Your question asks specifically about “rock” music. People define rock music in a variety of ways and many different styles of music can be listed under that term. Some of these contemporary styles may be appropriate for worship while others are not. Even non-Christian teens realize that certain kinds of rock music are associated with illegitimate sex, illegal drugs and rebellion against Christian and social norms. Most Christian teenagers realize that some of today’s rock music (heavy metal, for example) is inappropriate for carrying Christian words. They would consider it silly or foolish to sing Christian texts in a musical style used by the heavy metal artist Marilyn Manson. Some studies indicate that most Christian teens do not prefer the music of worship to be in the style of the 1990s rock music they like for entertainment.

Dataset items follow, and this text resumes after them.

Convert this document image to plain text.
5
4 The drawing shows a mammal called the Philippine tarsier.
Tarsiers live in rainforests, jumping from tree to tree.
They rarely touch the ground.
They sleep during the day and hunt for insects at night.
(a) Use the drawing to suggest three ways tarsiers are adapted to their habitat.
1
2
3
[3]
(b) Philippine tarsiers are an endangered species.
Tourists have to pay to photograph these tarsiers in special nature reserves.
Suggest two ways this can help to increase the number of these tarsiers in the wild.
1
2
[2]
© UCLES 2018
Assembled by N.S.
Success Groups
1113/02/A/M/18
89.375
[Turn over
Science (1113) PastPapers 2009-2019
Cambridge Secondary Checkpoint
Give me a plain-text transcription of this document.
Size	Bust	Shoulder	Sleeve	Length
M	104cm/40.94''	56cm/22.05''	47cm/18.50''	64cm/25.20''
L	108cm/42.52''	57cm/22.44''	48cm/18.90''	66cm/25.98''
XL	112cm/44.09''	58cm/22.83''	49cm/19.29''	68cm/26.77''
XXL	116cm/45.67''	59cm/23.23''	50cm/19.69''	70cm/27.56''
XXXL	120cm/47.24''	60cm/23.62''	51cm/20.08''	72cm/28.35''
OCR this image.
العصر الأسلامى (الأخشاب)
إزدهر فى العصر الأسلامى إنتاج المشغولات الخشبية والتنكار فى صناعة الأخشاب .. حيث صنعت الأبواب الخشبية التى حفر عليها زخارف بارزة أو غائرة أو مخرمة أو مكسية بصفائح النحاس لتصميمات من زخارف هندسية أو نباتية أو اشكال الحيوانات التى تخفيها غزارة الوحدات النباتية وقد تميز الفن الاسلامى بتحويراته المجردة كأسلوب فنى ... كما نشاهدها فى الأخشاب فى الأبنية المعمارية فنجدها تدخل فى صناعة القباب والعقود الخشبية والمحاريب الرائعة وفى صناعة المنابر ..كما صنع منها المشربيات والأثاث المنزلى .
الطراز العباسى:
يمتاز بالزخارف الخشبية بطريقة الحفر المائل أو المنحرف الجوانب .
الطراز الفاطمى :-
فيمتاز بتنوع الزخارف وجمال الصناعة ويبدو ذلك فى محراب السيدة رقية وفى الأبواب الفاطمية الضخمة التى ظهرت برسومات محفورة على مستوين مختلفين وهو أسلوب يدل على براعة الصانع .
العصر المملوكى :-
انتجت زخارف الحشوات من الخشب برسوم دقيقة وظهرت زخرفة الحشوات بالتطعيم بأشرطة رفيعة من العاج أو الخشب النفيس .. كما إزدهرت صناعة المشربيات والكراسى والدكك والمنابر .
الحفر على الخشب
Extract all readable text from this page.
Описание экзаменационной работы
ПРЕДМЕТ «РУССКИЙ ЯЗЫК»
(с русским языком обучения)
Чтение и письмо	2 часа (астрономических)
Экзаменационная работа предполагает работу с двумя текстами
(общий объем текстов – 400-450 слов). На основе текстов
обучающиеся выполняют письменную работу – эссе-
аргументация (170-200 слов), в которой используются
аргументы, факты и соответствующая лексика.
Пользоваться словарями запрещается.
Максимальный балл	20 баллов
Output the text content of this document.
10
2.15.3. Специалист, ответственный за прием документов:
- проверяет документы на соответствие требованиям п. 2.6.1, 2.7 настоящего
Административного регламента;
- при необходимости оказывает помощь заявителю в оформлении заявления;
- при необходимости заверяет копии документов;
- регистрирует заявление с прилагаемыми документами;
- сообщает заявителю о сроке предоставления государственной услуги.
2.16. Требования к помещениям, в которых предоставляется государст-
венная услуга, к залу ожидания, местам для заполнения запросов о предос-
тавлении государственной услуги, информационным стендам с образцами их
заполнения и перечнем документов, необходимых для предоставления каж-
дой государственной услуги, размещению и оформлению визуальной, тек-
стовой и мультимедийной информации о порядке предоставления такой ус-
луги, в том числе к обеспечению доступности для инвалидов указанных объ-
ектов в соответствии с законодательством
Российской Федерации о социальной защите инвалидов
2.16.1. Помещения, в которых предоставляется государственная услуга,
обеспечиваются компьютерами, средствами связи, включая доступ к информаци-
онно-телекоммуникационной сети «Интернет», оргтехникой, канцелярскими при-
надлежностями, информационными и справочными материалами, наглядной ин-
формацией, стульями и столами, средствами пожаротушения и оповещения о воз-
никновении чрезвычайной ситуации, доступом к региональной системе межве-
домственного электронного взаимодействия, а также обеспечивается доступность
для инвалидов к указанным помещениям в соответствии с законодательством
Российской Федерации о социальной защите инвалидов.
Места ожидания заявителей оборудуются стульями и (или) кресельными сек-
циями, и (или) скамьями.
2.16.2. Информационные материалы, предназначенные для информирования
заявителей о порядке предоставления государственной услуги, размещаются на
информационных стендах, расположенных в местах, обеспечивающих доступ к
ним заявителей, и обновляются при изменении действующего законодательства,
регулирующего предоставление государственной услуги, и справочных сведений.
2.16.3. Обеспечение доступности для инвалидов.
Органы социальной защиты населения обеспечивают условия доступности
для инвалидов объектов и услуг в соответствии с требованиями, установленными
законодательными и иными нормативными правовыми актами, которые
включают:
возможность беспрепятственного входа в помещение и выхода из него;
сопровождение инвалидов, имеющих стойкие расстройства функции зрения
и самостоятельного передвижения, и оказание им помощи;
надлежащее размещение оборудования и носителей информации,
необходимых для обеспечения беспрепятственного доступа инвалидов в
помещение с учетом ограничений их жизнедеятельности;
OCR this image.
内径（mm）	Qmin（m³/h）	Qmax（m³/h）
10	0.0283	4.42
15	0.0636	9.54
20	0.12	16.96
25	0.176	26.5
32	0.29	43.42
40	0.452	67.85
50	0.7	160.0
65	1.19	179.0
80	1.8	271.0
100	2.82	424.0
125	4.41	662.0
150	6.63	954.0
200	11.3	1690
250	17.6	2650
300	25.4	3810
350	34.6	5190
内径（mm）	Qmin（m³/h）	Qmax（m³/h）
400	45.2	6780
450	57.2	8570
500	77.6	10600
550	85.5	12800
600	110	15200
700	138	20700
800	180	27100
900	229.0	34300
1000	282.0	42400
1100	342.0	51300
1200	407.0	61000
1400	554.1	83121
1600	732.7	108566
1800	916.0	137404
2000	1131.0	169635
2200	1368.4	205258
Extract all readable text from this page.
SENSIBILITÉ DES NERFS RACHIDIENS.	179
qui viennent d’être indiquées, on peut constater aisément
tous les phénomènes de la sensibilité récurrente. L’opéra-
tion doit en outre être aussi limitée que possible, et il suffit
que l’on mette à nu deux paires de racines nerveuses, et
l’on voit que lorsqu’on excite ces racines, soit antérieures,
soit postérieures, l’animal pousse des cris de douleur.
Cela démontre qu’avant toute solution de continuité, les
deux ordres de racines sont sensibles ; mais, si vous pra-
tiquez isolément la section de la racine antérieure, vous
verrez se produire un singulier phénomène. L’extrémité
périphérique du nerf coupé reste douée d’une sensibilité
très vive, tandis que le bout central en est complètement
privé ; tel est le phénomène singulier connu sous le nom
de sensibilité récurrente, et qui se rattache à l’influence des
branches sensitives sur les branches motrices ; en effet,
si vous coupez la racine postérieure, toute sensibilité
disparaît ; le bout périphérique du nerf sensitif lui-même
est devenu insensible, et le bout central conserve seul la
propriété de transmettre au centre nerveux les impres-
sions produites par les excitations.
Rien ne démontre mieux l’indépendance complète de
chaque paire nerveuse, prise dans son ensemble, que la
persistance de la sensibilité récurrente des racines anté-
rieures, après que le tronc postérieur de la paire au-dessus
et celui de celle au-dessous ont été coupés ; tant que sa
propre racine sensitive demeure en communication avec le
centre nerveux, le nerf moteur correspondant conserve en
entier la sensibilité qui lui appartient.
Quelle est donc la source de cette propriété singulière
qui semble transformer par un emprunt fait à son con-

On the other hand, teenagers and adults recognize that some styles of contemporary music no longer have bad connotations and may be appropriate for worship. Throughout history the church has added to the wealth of our musical heritage by using contemporary music styles. For instance, Luther’s hymns were written in a style different from the chant hymns that would have been common use in his early childhood. The style of music in the 16th and 17th century Lutheran chorales is different from the music of the hymns from the 19th and 20th centuries in our hymnals.

Whatever music choices the church makes, however, must always meet these criteria: Does the music edify? Does the music appropriately carry the message of God’s word so that the Christian faith is able to be built up and strengthened? Or is faith distracted from the Word because of the music? Does the music carry the gospel message or is the music being used as a substitute for the gospel?

Some teenagers may enjoy a Christian song played in a contemporary style, but would prefer to listen to it with other teenagers and not in worship with older Christians. It is best if older and younger Christians join together and find old and new music that carries the Word in musical styles that can best edify the entire worshiping congregation. Pastors and members will want to be open to some new musical ideas as they judge their choices according to the criteria listed above.

We will also want to recognize that it is God’s Word and God’s Word alone that builds and strengthens faith. It is not the musical style of a song or its accompaniment, but the Word-based content that edifies worshipers. Without God’s Word, no musical style is beneficial to the faith; with God’s Word a variety of musical styles can benefit faith.

You will have to ask a representative of the Missouri Synod how common the opinion expressed by the pastor with whom you spoke is in that synod.